Montréal est devenu le royaume des BS

Aujourd’hui on pouvait voir en une du Journal de Québec, que Montréal était rendu le royaume de l’aide social. Il n’en fallait pas plus, pour qu’on entende sur des lignes ouvertes à la radio, des animateurs ou encore des auditeurs faire des suggestions pour limiter le nombre d’assistés sociaux.

Certaines des suggestions sont des classiques comme obliger les assistés sociaux à aller chercher leur chèque, ou encore limiter le nombre d’année qu’un assisté social pourrait toucher ses chèques.

Et on a eu droit aussi à quelques nouveautés, comme obliger les assistés sociaux qui ont beaucoup de temps libre, d’aller passer quelques heures par mois dans un édifice pour «jouer au bingo», ne serait-ce que pour justifier leur chèque.

C’est vrai que les assistés sociaux sont souvent victimes de préjugés surtout lorsqu’on va à des endroits et qu’on voit des affiches disant besoin de personnel et que les assistés sociaux n’y vont pas.

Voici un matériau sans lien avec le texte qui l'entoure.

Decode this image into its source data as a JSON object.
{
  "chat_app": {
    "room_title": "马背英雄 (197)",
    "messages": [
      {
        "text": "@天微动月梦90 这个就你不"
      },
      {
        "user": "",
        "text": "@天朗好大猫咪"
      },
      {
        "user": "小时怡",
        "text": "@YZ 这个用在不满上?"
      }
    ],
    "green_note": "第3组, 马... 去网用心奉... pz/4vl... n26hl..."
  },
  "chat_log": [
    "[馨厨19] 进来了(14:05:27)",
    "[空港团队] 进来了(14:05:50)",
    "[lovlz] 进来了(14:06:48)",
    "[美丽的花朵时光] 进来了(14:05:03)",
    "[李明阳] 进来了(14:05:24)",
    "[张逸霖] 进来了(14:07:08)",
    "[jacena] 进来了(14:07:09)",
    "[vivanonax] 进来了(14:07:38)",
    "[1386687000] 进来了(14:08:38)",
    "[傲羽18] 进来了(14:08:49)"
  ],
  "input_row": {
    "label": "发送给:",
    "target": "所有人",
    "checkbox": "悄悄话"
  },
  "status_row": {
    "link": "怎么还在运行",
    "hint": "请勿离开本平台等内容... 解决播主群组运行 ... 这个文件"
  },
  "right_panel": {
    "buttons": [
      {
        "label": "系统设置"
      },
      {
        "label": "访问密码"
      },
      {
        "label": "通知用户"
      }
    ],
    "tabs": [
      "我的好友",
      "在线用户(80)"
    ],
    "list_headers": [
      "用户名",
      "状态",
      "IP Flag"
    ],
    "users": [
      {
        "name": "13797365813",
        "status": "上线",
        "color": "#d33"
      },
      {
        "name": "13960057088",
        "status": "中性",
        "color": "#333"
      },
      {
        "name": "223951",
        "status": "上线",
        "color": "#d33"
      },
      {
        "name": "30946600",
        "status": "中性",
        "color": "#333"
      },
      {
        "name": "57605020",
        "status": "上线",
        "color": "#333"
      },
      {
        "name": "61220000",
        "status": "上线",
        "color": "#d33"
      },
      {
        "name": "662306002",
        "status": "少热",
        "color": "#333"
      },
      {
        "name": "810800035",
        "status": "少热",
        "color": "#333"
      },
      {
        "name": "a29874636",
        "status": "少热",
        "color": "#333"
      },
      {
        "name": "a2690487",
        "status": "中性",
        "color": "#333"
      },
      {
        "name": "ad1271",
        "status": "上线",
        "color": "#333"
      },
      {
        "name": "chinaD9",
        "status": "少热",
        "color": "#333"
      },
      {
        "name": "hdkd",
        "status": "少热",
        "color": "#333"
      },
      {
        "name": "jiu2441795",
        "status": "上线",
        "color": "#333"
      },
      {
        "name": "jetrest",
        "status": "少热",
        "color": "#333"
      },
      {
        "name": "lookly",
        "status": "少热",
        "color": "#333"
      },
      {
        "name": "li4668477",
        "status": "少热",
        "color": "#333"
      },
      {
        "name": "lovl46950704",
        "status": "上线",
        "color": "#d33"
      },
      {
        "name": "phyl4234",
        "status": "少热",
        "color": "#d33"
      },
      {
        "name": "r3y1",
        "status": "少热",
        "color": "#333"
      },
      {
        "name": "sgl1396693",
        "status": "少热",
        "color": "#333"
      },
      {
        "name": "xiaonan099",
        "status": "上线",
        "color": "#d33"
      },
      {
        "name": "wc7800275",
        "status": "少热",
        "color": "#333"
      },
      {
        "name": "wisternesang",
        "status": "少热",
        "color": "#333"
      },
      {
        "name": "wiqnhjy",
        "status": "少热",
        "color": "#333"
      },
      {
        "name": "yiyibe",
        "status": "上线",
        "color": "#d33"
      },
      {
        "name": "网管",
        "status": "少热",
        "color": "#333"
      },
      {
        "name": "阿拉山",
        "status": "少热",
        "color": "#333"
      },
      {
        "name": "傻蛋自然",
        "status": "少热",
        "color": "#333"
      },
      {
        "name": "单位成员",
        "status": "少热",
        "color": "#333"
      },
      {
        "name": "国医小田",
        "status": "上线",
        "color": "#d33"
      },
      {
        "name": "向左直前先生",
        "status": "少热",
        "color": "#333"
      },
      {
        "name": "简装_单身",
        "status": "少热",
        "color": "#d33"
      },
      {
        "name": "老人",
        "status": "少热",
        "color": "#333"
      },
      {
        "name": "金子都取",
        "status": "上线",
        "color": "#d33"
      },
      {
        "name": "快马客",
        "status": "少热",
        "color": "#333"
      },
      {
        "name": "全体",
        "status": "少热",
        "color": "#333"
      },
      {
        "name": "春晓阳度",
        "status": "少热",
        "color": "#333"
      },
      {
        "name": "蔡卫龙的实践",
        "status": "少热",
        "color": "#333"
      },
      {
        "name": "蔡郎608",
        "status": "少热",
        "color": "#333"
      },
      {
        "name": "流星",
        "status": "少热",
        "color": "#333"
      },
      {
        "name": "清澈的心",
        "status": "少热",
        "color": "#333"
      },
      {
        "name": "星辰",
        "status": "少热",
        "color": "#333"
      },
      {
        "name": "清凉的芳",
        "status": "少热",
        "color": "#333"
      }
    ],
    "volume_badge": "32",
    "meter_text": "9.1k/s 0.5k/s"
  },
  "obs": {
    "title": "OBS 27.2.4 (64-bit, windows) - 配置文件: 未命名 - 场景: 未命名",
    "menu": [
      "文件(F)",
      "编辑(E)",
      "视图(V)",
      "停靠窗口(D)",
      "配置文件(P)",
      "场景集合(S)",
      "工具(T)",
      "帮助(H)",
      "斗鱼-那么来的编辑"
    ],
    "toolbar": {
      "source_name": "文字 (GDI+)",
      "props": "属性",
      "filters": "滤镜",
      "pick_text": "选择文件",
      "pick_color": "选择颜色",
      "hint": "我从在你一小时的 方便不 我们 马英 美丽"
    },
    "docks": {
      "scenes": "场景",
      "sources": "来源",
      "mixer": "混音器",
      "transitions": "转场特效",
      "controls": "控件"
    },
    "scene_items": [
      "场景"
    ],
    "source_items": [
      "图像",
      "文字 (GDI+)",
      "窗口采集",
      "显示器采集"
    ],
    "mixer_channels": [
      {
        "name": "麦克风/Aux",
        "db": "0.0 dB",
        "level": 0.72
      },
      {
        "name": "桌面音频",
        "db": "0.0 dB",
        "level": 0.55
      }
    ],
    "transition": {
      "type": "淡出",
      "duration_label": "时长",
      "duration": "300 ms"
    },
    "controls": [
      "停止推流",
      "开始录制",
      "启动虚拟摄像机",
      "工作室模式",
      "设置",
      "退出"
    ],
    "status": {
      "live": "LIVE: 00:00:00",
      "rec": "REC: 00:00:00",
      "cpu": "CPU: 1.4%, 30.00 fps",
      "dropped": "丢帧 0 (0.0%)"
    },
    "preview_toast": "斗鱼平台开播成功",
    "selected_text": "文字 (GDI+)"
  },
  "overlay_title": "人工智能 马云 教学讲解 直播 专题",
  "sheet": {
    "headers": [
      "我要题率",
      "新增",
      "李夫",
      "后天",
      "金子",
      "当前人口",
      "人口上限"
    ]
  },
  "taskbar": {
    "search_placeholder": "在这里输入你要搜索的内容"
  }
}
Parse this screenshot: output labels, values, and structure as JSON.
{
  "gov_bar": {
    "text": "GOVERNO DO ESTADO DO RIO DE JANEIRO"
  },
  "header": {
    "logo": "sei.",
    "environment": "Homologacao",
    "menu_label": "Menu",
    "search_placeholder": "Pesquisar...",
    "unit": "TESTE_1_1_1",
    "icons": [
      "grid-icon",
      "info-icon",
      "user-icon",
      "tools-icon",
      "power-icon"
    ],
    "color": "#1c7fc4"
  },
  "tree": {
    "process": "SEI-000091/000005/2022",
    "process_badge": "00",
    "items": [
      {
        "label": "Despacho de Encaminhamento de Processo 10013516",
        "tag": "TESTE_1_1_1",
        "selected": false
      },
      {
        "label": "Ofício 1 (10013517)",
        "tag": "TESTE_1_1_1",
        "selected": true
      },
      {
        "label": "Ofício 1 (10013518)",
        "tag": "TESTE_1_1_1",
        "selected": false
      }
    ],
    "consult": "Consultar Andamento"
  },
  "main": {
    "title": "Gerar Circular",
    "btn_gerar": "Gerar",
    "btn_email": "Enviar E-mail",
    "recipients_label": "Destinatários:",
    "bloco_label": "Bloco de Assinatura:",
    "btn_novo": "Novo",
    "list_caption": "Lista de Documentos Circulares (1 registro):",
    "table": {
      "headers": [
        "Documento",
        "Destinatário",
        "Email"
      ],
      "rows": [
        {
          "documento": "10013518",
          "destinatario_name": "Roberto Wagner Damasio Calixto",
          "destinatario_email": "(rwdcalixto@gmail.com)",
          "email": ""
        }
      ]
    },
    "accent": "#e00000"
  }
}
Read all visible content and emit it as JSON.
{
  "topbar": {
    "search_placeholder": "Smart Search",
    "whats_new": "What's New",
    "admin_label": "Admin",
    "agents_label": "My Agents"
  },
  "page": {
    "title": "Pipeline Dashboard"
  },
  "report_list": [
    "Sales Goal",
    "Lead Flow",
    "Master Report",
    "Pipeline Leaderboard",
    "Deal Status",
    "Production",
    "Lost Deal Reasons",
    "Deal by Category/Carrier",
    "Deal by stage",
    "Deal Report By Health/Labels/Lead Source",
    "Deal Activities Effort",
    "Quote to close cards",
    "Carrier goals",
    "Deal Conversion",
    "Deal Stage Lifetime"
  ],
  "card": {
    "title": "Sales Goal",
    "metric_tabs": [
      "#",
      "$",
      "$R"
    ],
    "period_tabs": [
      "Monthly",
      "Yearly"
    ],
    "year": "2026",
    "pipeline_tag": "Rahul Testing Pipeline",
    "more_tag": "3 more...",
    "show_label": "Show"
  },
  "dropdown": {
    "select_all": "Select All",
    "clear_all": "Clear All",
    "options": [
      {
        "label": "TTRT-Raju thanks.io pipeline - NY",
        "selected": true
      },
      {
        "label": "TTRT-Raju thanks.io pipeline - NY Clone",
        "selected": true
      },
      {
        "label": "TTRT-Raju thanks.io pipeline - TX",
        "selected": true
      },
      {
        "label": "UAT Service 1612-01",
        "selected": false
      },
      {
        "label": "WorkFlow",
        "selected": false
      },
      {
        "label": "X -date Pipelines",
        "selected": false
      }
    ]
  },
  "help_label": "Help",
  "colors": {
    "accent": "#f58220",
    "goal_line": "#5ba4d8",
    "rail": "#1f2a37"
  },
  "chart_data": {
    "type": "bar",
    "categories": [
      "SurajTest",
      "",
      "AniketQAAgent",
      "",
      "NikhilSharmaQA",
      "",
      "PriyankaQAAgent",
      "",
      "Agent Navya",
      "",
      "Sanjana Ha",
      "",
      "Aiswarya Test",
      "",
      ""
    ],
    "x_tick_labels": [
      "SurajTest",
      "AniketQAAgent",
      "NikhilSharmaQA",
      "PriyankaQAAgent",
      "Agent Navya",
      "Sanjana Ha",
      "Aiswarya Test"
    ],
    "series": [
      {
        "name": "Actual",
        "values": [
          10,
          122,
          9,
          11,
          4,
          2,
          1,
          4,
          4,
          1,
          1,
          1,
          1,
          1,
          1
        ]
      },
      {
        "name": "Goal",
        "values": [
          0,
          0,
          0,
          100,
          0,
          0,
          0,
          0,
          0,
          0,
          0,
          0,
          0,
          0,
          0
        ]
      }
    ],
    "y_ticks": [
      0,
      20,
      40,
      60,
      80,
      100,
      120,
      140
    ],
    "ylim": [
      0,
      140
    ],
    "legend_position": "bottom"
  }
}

Les associations de défense des assistés sociaux répondront  que seul ‘un petit nombre d’assistés sociaux pourraient prendre un emploi maintenant, et que les autres n’ont pas les qualifications nécessaires pour accomplir certaines fonctions, mais a-t-on besoin de connaissances particulières pour aller travailler comme plongeur dans des restaurants, quand il y en a plusieurs qui se cherchent du personnel, où encore pour aller travailler l’été dans les champs de fraises, alors qu’été après été, les agriculteurs doivent faire venir des cueilleurs mexicains?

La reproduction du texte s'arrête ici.